Krishnaleela: A tale of two mothers
- Hareesh N Nampoothiri

June 12, 2015

A mother finding it hard to realize that the one who freed her from chains is her own son and greets him as her savior. ‘Krishnaleela’ (by Dr. P. Venugopalan), one of the most successful Kathakali plays written in the last two decades, opens with this scene between Devaki and her son Krishna, meeting for the first time after the latter kills Kamsa and releases his parents from jail.

Kalamandalam Adithyan, a promising young actor, appeared as Krishna and impressed with his mature acting, swift footwork and vivid gestures. One thing he could have done better was to fine-tune his body postures in a way adding gist to those strong feelings that he was trying to emote. Kalamandalam Vijayakumar, an actor who has shown his mettle over the years, played the role of Devaki to perfection in the first scene. “Sreepathe!
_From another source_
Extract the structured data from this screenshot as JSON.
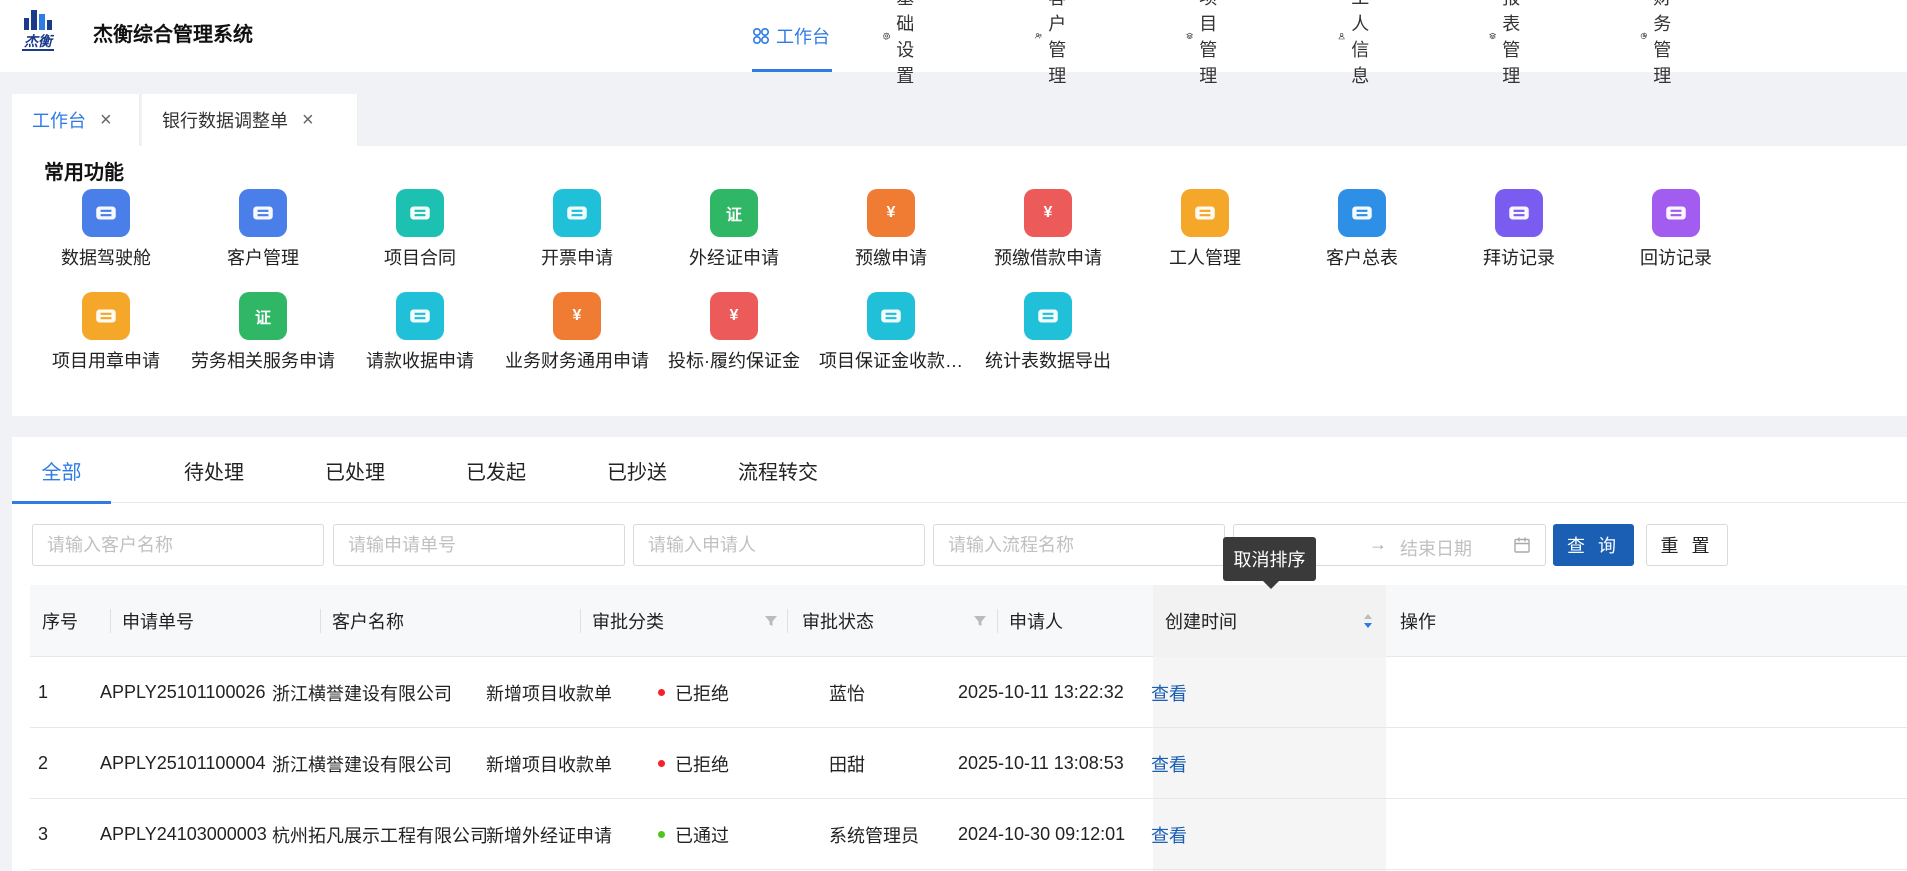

Dayanithe...,” the padam speaks in plenty of the character’s emotions, troubles she had in the past and how she feels about seeing her son after all these years. Vijayakumar resorted to a minimalistic approach and only hinted about it when he portrayed Devaki speaking of the loss of all her other children. On the other hand, while speaking of the hardships of staying locked behind the stone walls, the actor aptly chose to elaborate. The vocalists Kalamandalam Babu Namboothiri (who originally composed the padams when the play was first staged) and Kalamandalam Krishnakumar contributed well to the scene with their inspired rendering, as they efficaciously moved through the stanzas set to Neelambari, Sahana, Dwijavanti and Revati.

Seeing Devaki still down and hearing that it is because she missed all his childhood days, Krishna tries to comfort her. He assures her that his foster-mother Yashoda, who has accompanied him to Dwaraka, can narrate them in detail. The idakkalasam repeating the passage “Arutharuthathiniha...” was presented well by Adithyan and together with Vijayakumar's responses, effectively translated the mood of the mother and her son having a good time together. Later, Krishna leaves his mother assuring to be back soon and Yashoda enters.
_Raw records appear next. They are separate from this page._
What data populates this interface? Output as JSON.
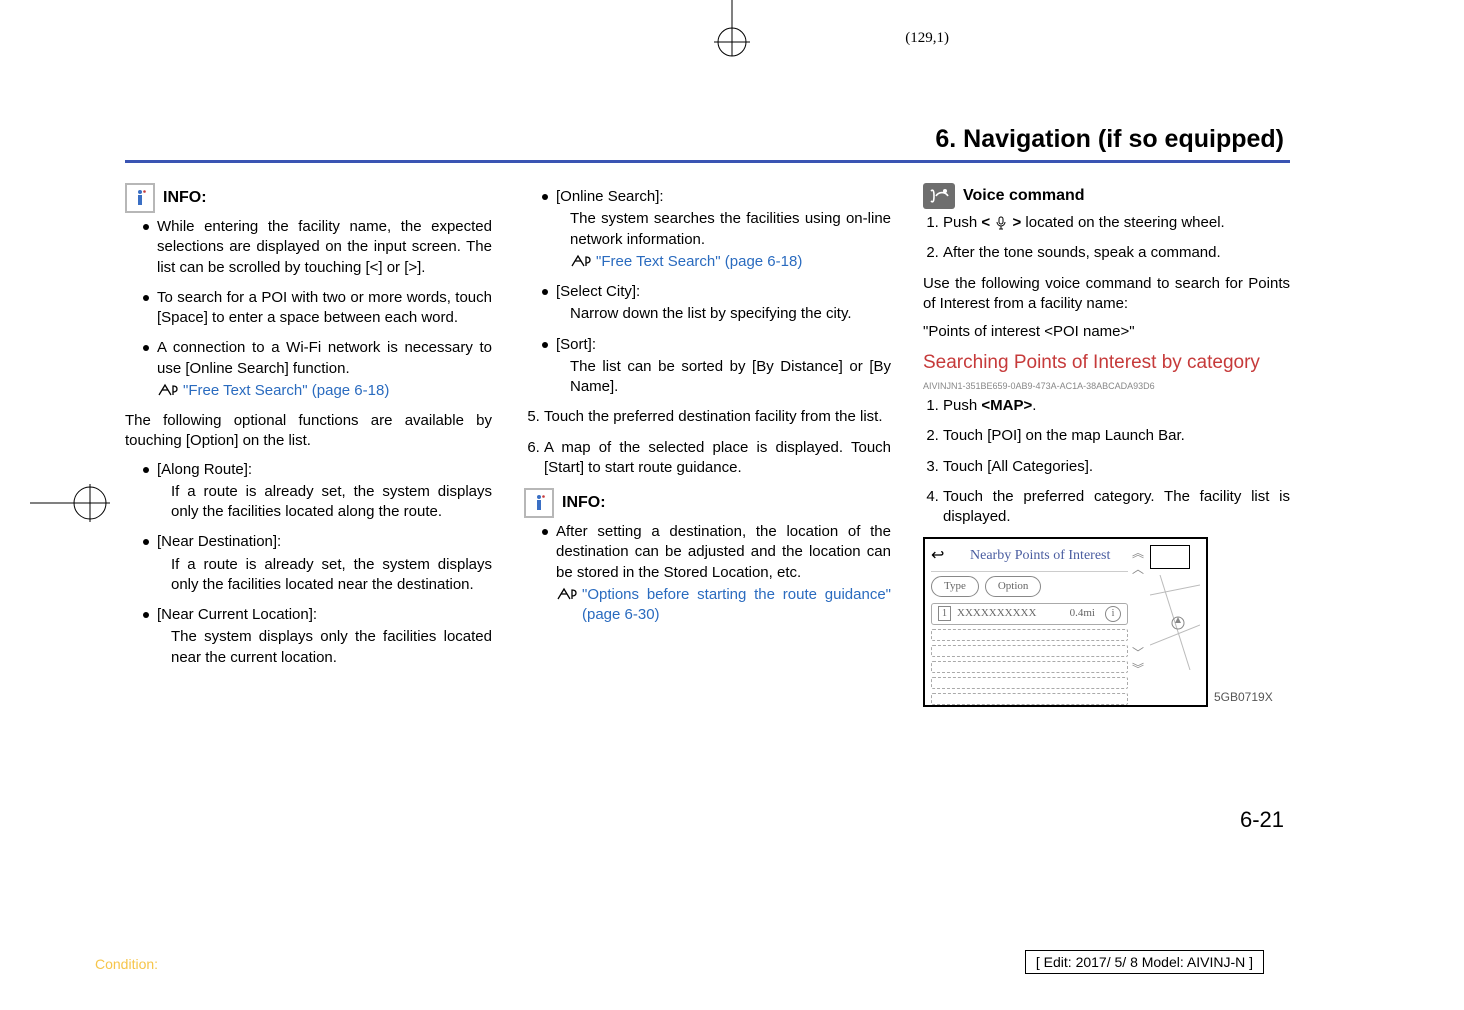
{
  "header": {
    "coord": "(129,1)",
    "chapter": "6. Navigation (if so equipped)"
  },
  "info_label": "INFO:",
  "voice_label": "Voice command",
  "col1": {
    "b1": "While entering the facility name, the expected selections are displayed on the input screen. The list can be scrolled by touching [<] or [>].",
    "b2": "To search for a POI with two or more words, touch [Space] to enter a space between each word.",
    "b3": "A connection to a Wi-Fi network is necessary to use [Online Search] function.",
    "ref1": "\"Free Text Search\" (page 6-18)",
    "para1": "The following optional functions are available by touching [Option] on the list.",
    "opt1_t": "[Along Route]:",
    "opt1_b": "If a route is already set, the system displays only the facilities located along the route.",
    "opt2_t": "[Near Destination]:",
    "opt2_b": "If a route is already set, the system displays only the facilities located near the destination.",
    "opt3_t": "[Near Current Location]:",
    "opt3_b": "The system displays only the facilities located near the current location."
  },
  "col2": {
    "opt4_t": "[Online Search]:",
    "opt4_b": "The system searches the facilities using on-line network information.",
    "ref2": "\"Free Text Search\" (page 6-18)",
    "opt5_t": "[Select City]:",
    "opt5_b": "Narrow down the list by specifying the city.",
    "opt6_t": "[Sort]:",
    "opt6_b": "The list can be sorted by [By Distance] or [By Name].",
    "step5": "Touch the preferred destination facility from the list.",
    "step6": "A map of the selected place is displayed. Touch [Start] to start route guidance.",
    "info2_b": "After setting a destination, the location of the destination can be adjusted and the location can be stored in the Stored Location, etc.",
    "ref3": "\"Options before starting the route guidance\" (page 6-30)"
  },
  "col3": {
    "v1a": "Push ",
    "v1b": " located on the steering wheel.",
    "lt": "<",
    "gt": ">",
    "v2": "After the tone sounds, speak a command.",
    "p1": "Use the following voice command to search for Points of Interest from a facility name:",
    "p2": "\"Points of interest <POI name>\"",
    "subhead": "Searching Points of Interest by category",
    "guid": "AIVINJN1-351BE659-0AB9-473A-AC1A-38ABCADA93D6",
    "s1a": "Push ",
    "s1b": "<MAP>",
    "s1c": ".",
    "s2": "Touch [POI] on the map Launch Bar.",
    "s3": "Touch [All Categories].",
    "s4": "Touch the preferred category. The facility list is displayed.",
    "thumb": {
      "title": "Nearby Points of Interest",
      "pill1": "Type",
      "pill2": "Option",
      "item": "XXXXXXXXXX",
      "dist": "0.4mi",
      "label": "5GB0719X"
    }
  },
  "footer": {
    "pageNum": "6-21",
    "condition": "Condition:",
    "edit": "[ Edit: 2017/ 5/ 8    Model:  AIVINJ-N ]"
  }
}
“Nandakumaraleelakal...,” the story telling padam of Yashoda, elevates the play into newer heights as the actor in the role gets plenty of opportunities to narrate the stories making best use of the technique of Pakarnattam. The padam touches upon the various balyaleelas of Krishna like Poothanamoksham, Uloohalabandhanam, Bakasuravadham, Kaliyamardanam and Govardhanodharanam. Kalamandalam Shanmukhadas, who has done the role a number of times in the past, was at ease in portraying Yashoda. Alas, he hardly got any support from Vijayakumar in this scene. His Devaki stayed indifferent, showing no interest whatsoever in the stories narrated by Yashoda. One could only wonder why the actor who performed exceptionally well in the first part suddenly became impassive here in the second half. Adding to it, the singers also failed to give their best in the rendering of the padam and the scene being the crux of the play, ended up insipid!
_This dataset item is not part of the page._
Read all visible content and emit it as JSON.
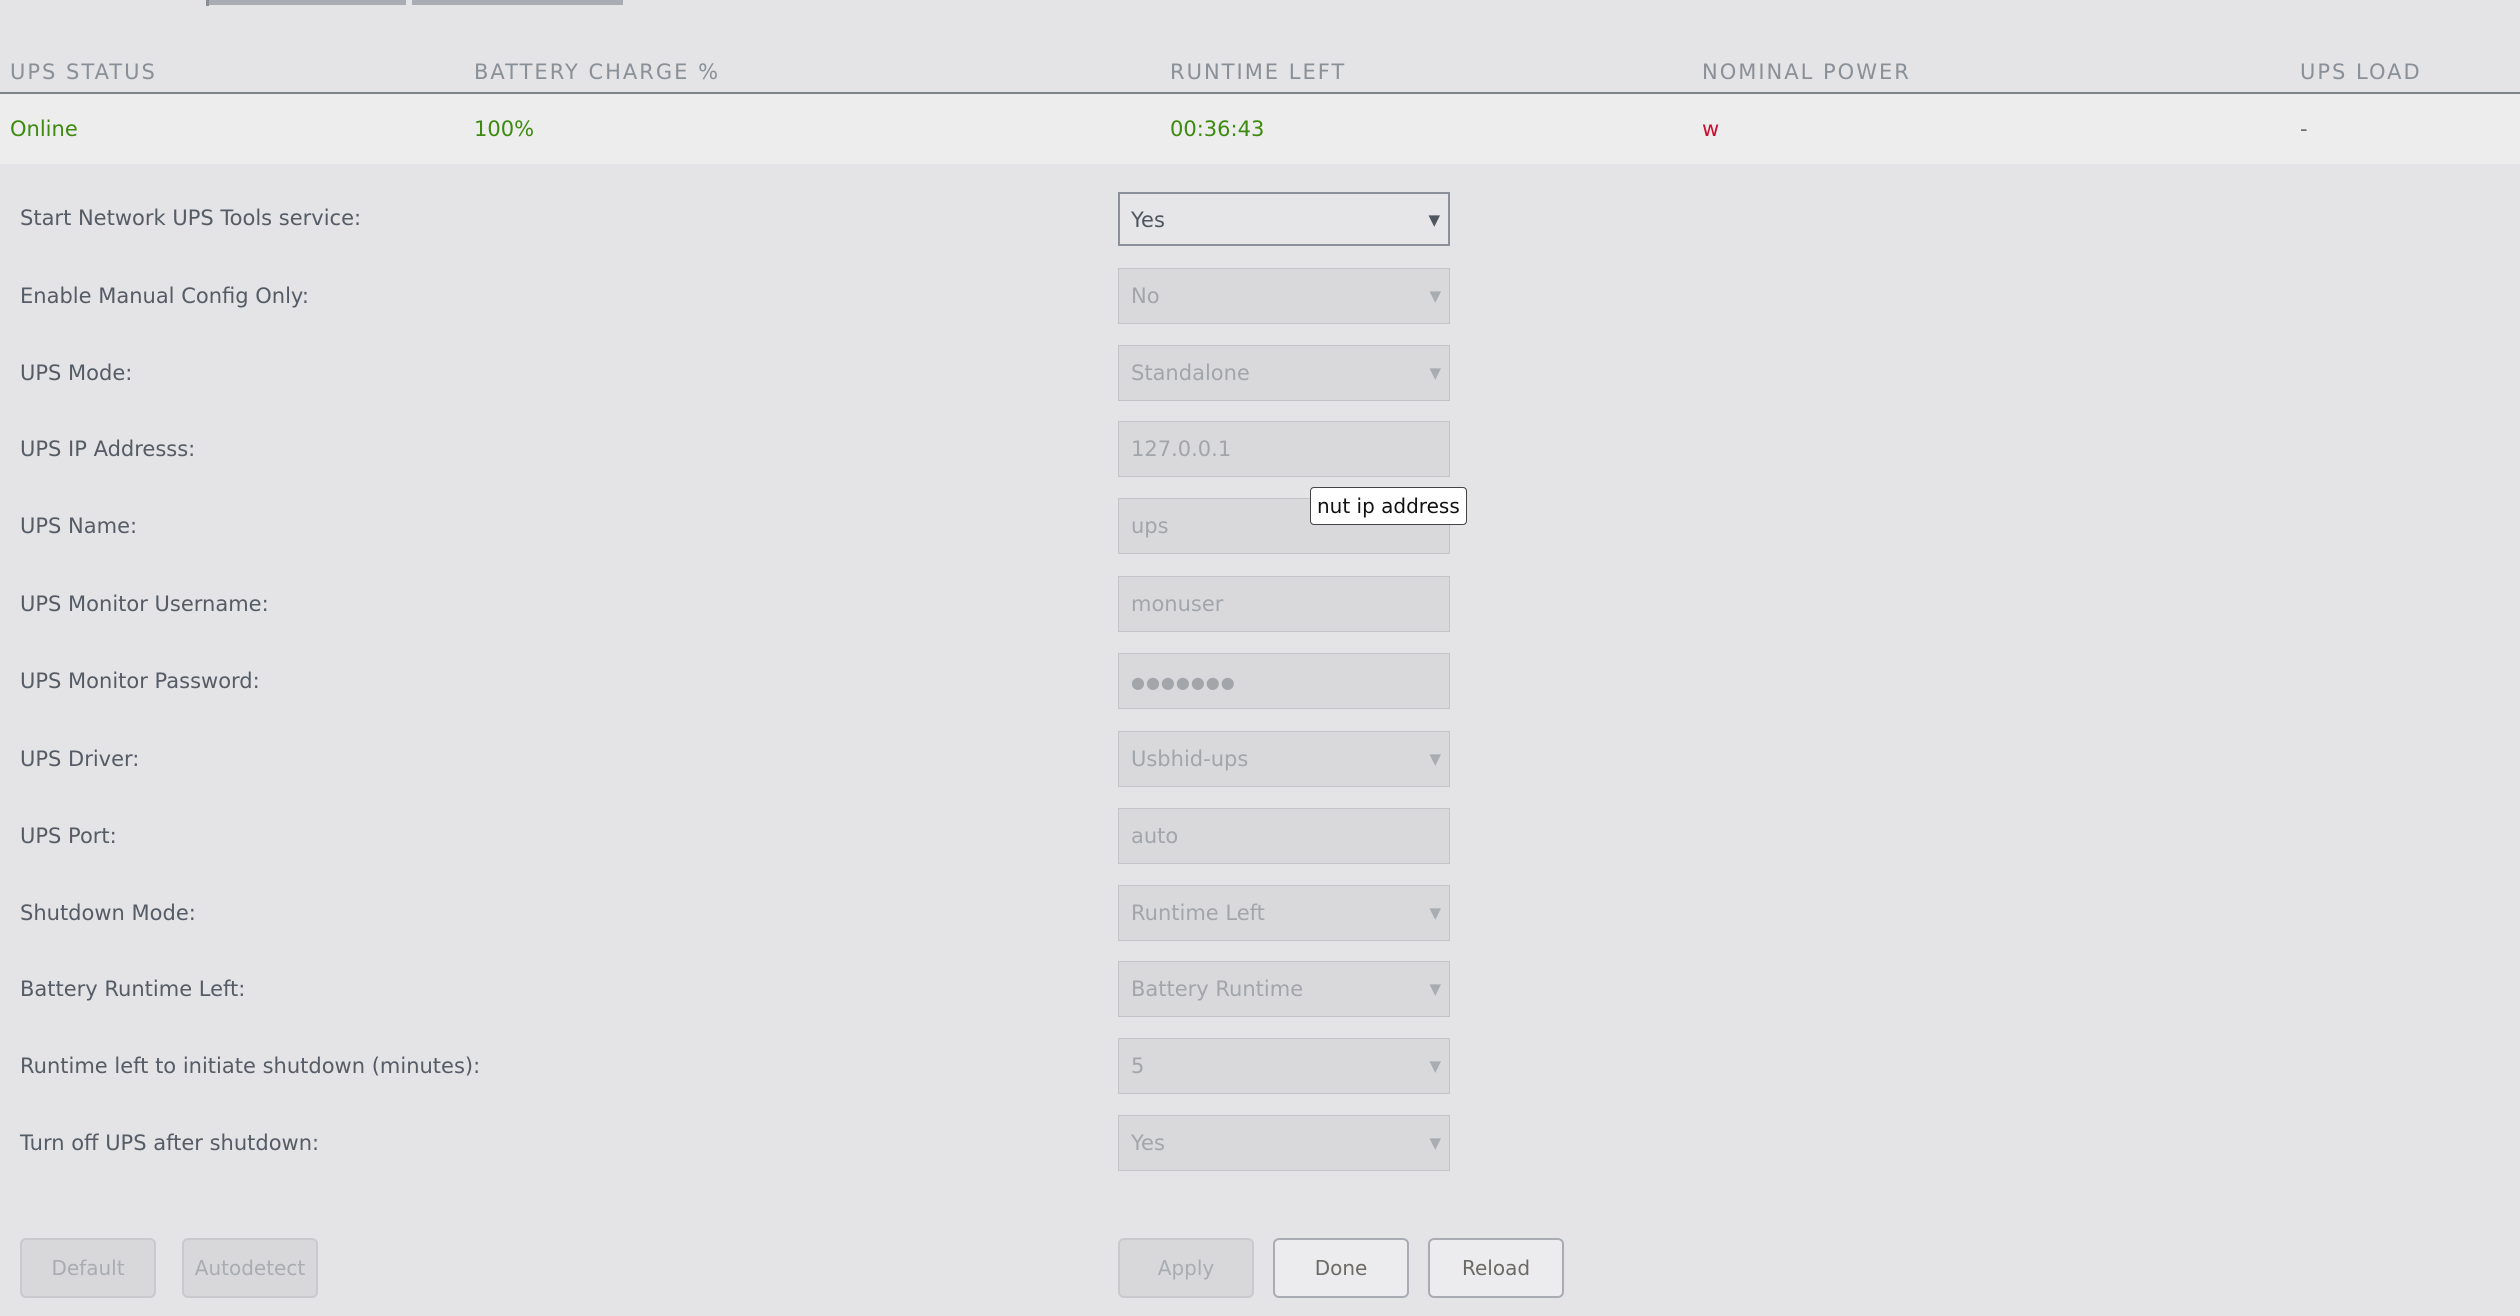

The play concludes with an emotive scene in which Yashoda takes her leave without her foster-child. Singers came back well here and made the two line padam set to Subhapanthuvarali an all absorbing one. Shanmukhadas, Vijayakumar and Adithyan acted well enough to make the scene worthy of a finale. Margi Ratnakaran, an accomplished maddalam artist, made his presence felt throughout, as he accompanied the lady characters on stage. Kalamandalam Sreekanth Varma and Kalanilayam Krishnakumar played chenda and idakka alternatively. At times they fell short of what was expected from them. Margi Ravindran Nair did the chutty.

The event was organized by Drisyavedi on 6th of June as their monthly Kathakali program and was staged at Karthika Thirunal Theater, Thiruvananthapuram.
PS: Behind the stage information is that no fans were arranged and it was too tiring for the artists to be on the stage lighted up using halogen lamps. This also needs to be taken into account while reading through the shortfalls of the performance.

Hareesh N. Nampoothiri is a visual design consultant by profession, an art lover by obsession and a photographer who specializes in dance photography. He writes regularly on classical dance performances and films for various web / print media. He is also an author of three books; director of ‘Thouryathrikam,’ a documentary feature on Kathakali and the founder of NEWNMEDIA™, a firm providing digital design solutions.